Enrica proseguía con su relato, mientras la cabeza del cura funcionaba a toda velocidad; la muchacha le decía que se sentía obligada por la promesa, aunque la tata había ido en su busca para convencerla de que no se apartara de la vida de él; y que no estaba del todo segura, pues desconocía los sentimientos del hombre, y que la mujer que frecuentaba quizá fuera más adecuada que ella para estar a su lado; y que aunque pensaba todas esas cosas racionalmente, cuando por las noches no abría los postigos de la ventana, se sentía morir.
—¿Qué debo hacer, padre? Hice una promesa, y usted me dirá que la mantenga. La hice voluntariamente y volvería a hacerla. Pero entonces, ¿por qué me siento morir?
El padre Pierino juntó las manos frente a la cara y cerró los ojos. Luego los abrió, con una mirada por completo decidida.
—Señorita, usted le ha prometido a la Virgen algo que no era suyo. Le ha prometido el sacrificio del amor de otra persona, le ha prometido su soledad, su infelicidad y la suya propia. No es eso lo que la Virgen quiere. No es eso lo que Dios quiere para Sus hijos.
Enrica escuchaba, los ojos muy abiertos, enrojecidos por las lágrimas y el insomnio.
—Estoy seguro de que en el fondo de su corazón usted ya sabe lo que está bien y lo que está mal. Nuestra fe no está hecha para poner barreras, muros o impedimentos al amor. Está hecha para aumentar la presencia en la vida, está hecha para entregarse y para vivir en comunión, para fundar familias que nos ayuden a no estar solos en las noches de invierno. ¿Qué clase de Dios sería el que prefiere encerrar en la celda de la soledad a aquel que puede sentir amor?
La muchacha estaba embelesada, pendiente de los labios del cura.
—Entonces usted dice que… que yo… que yo debería…
—Debería luchar por su felicidad, como hacen todos, siempre. Respetando a los demás, amando al prójimo y a la vida, que es el don más grande que nos ha sido dado. Debería hablar y escuchar, sonreír y manifestar todo el amor que lleva dentro a quien, quizá, no tiene la fuerza de pedírselo.
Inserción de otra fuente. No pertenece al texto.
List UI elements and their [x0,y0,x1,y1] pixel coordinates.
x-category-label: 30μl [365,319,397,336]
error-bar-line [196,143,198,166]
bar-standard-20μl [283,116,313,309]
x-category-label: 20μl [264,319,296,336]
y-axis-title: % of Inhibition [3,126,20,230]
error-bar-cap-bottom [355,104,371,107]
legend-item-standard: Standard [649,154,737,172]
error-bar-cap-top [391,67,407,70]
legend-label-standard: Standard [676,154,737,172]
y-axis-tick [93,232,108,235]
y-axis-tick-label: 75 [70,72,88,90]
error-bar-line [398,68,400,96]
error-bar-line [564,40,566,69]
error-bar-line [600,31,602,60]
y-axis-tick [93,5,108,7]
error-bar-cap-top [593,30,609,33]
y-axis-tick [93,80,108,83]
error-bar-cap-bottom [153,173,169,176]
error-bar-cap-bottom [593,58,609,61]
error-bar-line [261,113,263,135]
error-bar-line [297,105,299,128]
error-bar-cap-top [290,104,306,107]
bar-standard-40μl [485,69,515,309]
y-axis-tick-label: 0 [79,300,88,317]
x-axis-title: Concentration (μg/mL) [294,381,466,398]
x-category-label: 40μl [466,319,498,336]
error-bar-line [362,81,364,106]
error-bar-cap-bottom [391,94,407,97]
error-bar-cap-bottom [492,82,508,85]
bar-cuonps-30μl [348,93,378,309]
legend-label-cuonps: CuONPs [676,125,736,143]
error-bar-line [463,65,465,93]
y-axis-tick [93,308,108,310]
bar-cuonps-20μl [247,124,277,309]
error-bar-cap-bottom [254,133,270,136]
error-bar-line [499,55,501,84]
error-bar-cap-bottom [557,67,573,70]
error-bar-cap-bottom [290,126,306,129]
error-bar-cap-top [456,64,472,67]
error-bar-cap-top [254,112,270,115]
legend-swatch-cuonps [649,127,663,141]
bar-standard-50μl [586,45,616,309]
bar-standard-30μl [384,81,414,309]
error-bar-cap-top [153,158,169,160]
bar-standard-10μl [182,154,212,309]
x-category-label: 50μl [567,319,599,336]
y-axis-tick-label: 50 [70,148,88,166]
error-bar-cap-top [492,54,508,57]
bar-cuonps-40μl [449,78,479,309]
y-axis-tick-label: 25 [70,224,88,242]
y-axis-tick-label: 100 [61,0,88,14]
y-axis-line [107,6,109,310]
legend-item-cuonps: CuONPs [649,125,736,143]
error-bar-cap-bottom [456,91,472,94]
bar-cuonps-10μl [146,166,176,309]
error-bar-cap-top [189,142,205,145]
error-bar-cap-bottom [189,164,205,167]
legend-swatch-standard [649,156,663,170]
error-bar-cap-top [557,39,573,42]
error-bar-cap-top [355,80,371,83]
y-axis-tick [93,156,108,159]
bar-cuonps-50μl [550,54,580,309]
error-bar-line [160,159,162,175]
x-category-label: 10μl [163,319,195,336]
Enrica volvía a sonreír. El padre Pierino pensó que la muchacha era de esas personas que cuando sonríen cambian por completo de expresión, como si sonriesen con todo el cuerpo.
—De modo que debería esforzarme, debería armarme de valor y pelear por mi felicidad, ¿es así? Debería tomar la iniciativa.
El cura se dio cuenta de que la señorita ya no hablaba con él, sino consigo misma. Se apoyó en el respaldo, otra vez con las manos cruzadas sobre el vientre y cara de contento.
—Lo ha entendido perfectamente. Si luego él no quisiera, si su elección fuera otra, entonces encontrará usted otra manera de ser feliz, créame, hay muchas otras. Lo importante en su caso es tener la certeza de haber hecho cuanto estaba en su poder para conquistar la felicidad. Simple, ¿no?
Enrica se levantó. Tras las gafas, su mirada proyectaba un nuevo fulgor.
—Sí, padre. Simple. Era eso lo que no había comprendido, lo que no supe comprender. En realidad todo es así de simple. Si se quiere ser feliz, hay que poner manos a la obra. Le doy las gracias, padre. Le estoy muy agradecida.
—Gracias a usted —dijo el padre Pierino sonriendo—, por haberme elegido como confidente. Ah, y le ruego que me mantenga informado.